There are a number of options for accessing and manipulating your data. At the more advanced end of the spectrum, there are native SDKs for a range of languages, including Node.js, Go, Python, and Java.
We can also query Firestore data via their cloud API - opening it up to users who might not be as au fait with traditional development.
On top of this, Firestore offers advanced functionality around security, access control, and authentication - including Google’s Firebase Authentication and Cloud Firestore Security Rules tools.
7. AWS Aurora
Amazon Aurora Serverless is another serverless database within the AWS ecosystem. However, unlike DynamoDB, Aurora is more akin to a traditional relational database management system - like SQL databases.
It offers full compatibility with both MySQL and Postgres - but Amazon claims that Aurora offers far superior performance and cost-effectiveness than traditional instances of these databases.

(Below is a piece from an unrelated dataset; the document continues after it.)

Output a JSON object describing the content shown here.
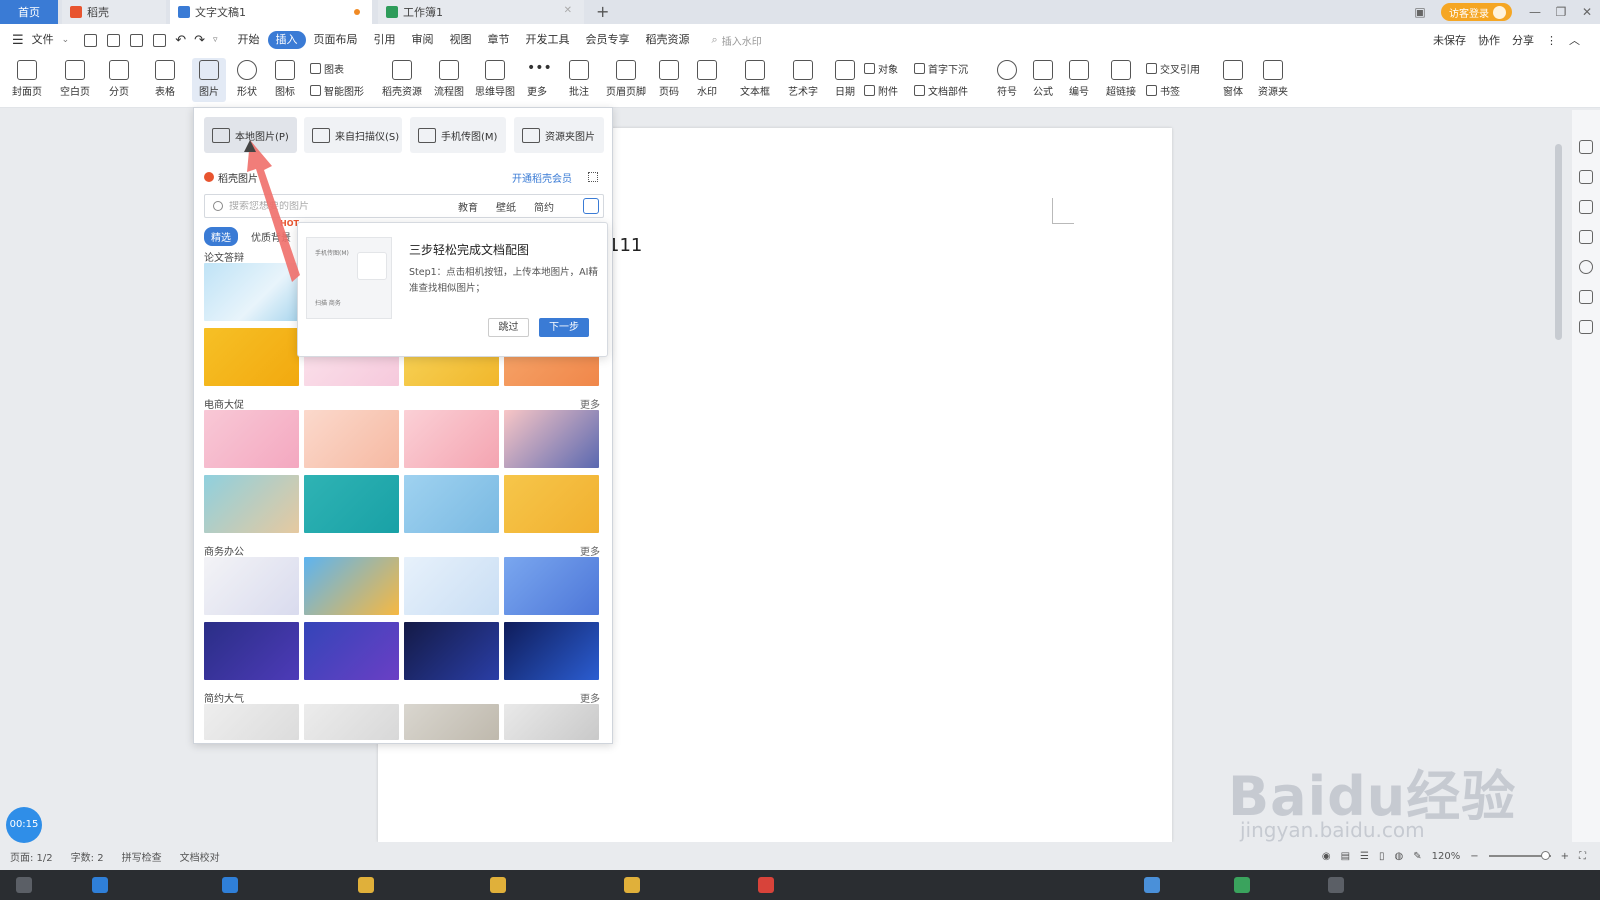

Since we’re dealing with AWS infrastructure, we can expect a high degree of reliability. In fact, Aurora boasts 99.99% in its SLAs.

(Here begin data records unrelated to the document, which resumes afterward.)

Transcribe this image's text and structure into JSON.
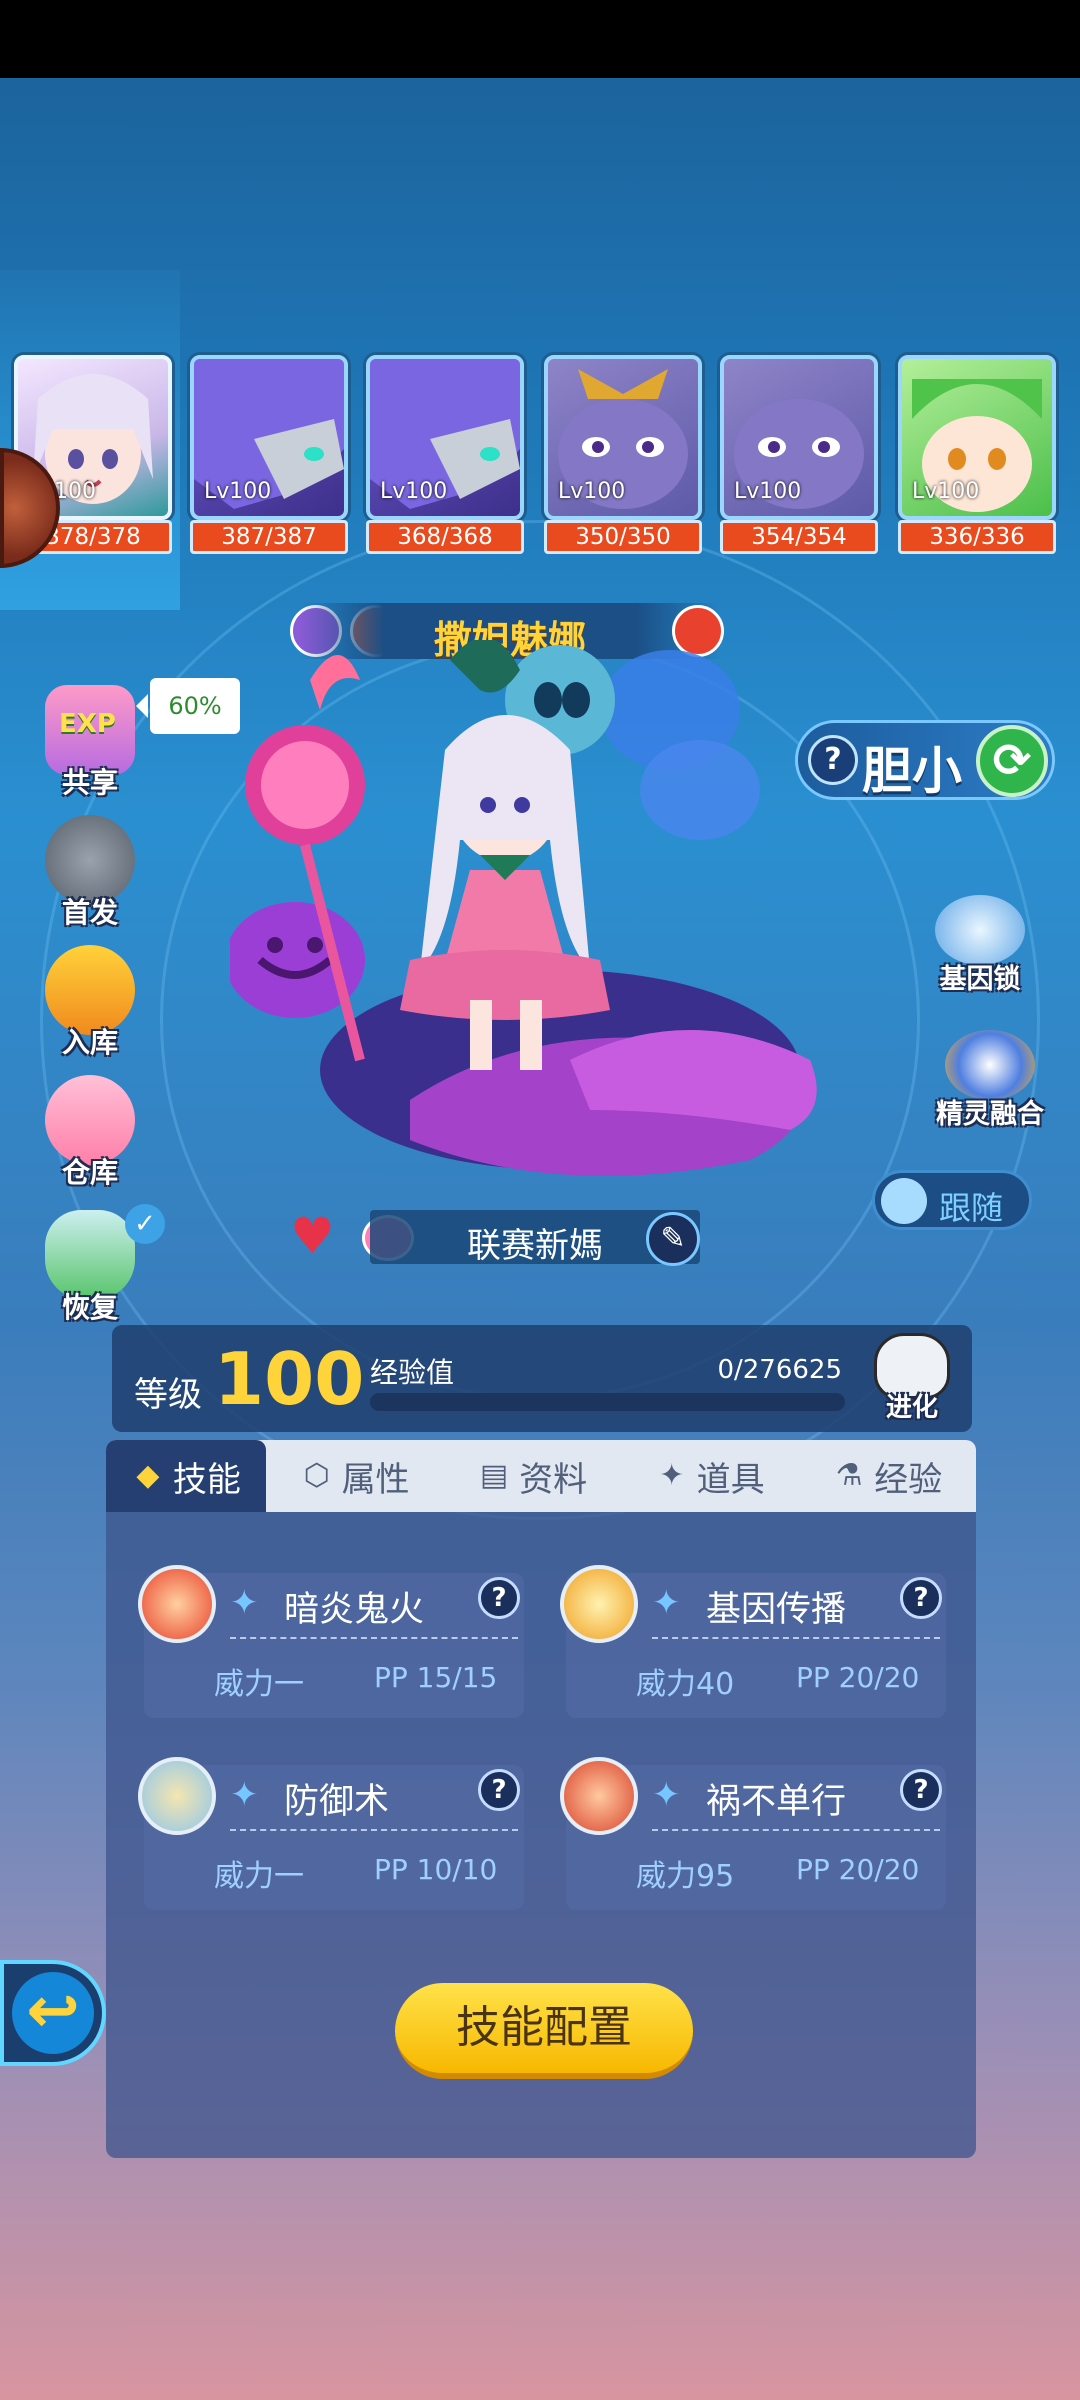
{
  "team": [
    {
      "level": "100",
      "hp": "378/378",
      "active": true
    },
    {
      "level": "Lv100",
      "hp": "387/387"
    },
    {
      "level": "Lv100",
      "hp": "368/368"
    },
    {
      "level": "Lv100",
      "hp": "350/350"
    },
    {
      "level": "Lv100",
      "hp": "354/354"
    },
    {
      "level": "Lv100",
      "hp": "336/336"
    }
  ],
  "pet": {
    "name": "撒妲魅娜",
    "trait": "胆小",
    "nickname": "联赛新媽"
  },
  "left_menu": {
    "share_label": "共享",
    "share_badge": "EXP",
    "share_percent": "60%",
    "first_label": "首发",
    "store_label": "入库",
    "warehouse_label": "仓库",
    "recover_label": "恢复"
  },
  "right_menu": {
    "gene_lock_label": "基因锁",
    "fusion_label": "精灵融合",
    "follow_label": "跟随"
  },
  "level": {
    "label": "等级",
    "value": "100",
    "exp_label": "经验值",
    "exp_value": "0/276625",
    "exp_progress": 0,
    "evolve_label": "进化"
  },
  "tabs": [
    {
      "label": "技能",
      "active": true
    },
    {
      "label": "属性"
    },
    {
      "label": "资料"
    },
    {
      "label": "道具"
    },
    {
      "label": "经验"
    }
  ],
  "skills": [
    {
      "name": "暗炎鬼火",
      "power": "威力一",
      "pp": "PP 15/15",
      "icon_color": "#e8422c"
    },
    {
      "name": "基因传播",
      "power": "威力40",
      "pp": "PP 20/20",
      "icon_color": "#f0a020"
    },
    {
      "name": "防御术",
      "power": "威力一",
      "pp": "PP 10/10",
      "icon_color": "#8fc6ea"
    },
    {
      "name": "祸不单行",
      "power": "威力95",
      "pp": "PP 20/20",
      "icon_color": "#d9442c"
    }
  ],
  "skill_config_label": "技能配置",
  "colors": {
    "accent_yellow": "#ffd43b",
    "hp_red": "#e94a1e",
    "panel": "#253f73"
  }
}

The idea is to provide familiar experiences to SQL users in a powerful, serverless package - as well as eliminate the need for manual ops and database management.
8. Azure SQL
Finally, we have Microsoft’s offering - Azure SQL. Fundamentally, this is SQL Server - but offered as a service. However, Azure SQL also supports other data types, including graph, JSON, and geospatial - making it viable as a multi-model serverless database.
Automatic updates make Azure SQL a particularly reliable service - with an SLA boasting 99.995% uptime.
There’s also a whole host of more advanced capabilities, including built-in AI, intelligent threat detection, and native support for other Azure tools and functions.
Azure SQL even offers elastic database pooling - helping to ensure cost-effectiveness, performance, and multi-tenant resource allocation.